The latest on DOD in-sourcing
By Marjorie Censer
Pentagon officials at a procurement conference at George Mason University in Fairfax Wednesday couldn't avoid the issue aggravating many small government contractors these days: in-sourcing.
Linda Oliver, acting director of the Pentagon's Office of Small Business Programs, said she has seen plenty of ire about the initiative, which seeks to move some contracted work in-house.

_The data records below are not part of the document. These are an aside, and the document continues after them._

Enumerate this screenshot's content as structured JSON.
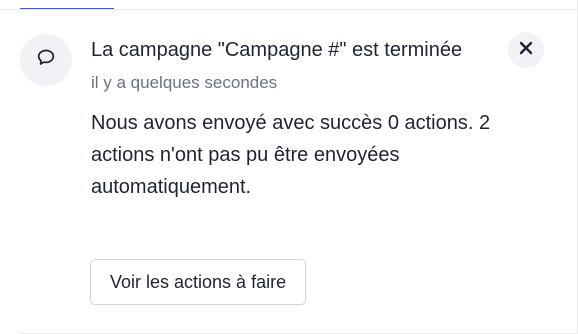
{
  "notification": {
    "icon": "comment-icon",
    "title": "La campagne \"Campagne #\" est terminée",
    "timestamp": "il y a quelques secondes",
    "message": "Nous avons envoyé avec succès 0 actions. 2 actions n'ont pas pu être envoyées automatiquement.",
    "action_label": "Voir les actions à faire",
    "close_icon": "close-icon"
  },
  "colors": {
    "text_primary": "#1f2433",
    "text_secondary": "#6b7280",
    "icon_bg": "#f1f2f5",
    "accent": "#3b5bdb",
    "border": "#d5d8de"
  }
}
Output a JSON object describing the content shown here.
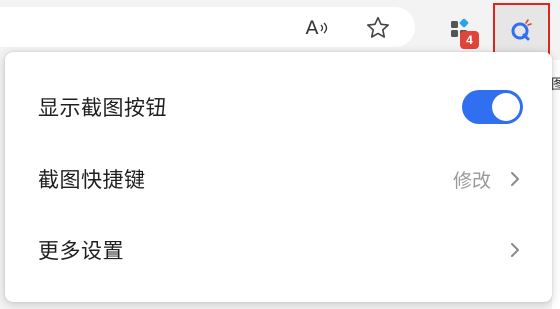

Some industry advocates have complained the government hires away contractors' top employees.
"I have been yelled ... at about in-sourcing all across the United States," Oliver said.
She said agencies have trouble differentiating in-sourcing a position or role in their offices from in-sourcing particular contractors who already work in their offices.
"This whole problem is your fault," Oliver quipped. "If you didn't give us such good people, we wouldn't even think about in-sourcing."
On a more serious note, Stuart Hazlett, deputy to the Pentagon's top acquisition policy official, said the Defense Department's acquisition workforce has stayed roughly the same size for the 26 years he has worked there.
And, of the $379 billion obligated by the Defense Department's acquisition workforce last year, $18 billion went to engineering services and $17 billion to program management -- areas that frequently qualify as inherently governmental. Hazlett stressed that it makes sense for the Pentagon to grow its acquisition workforce -- and in-sourcing is a piece of that.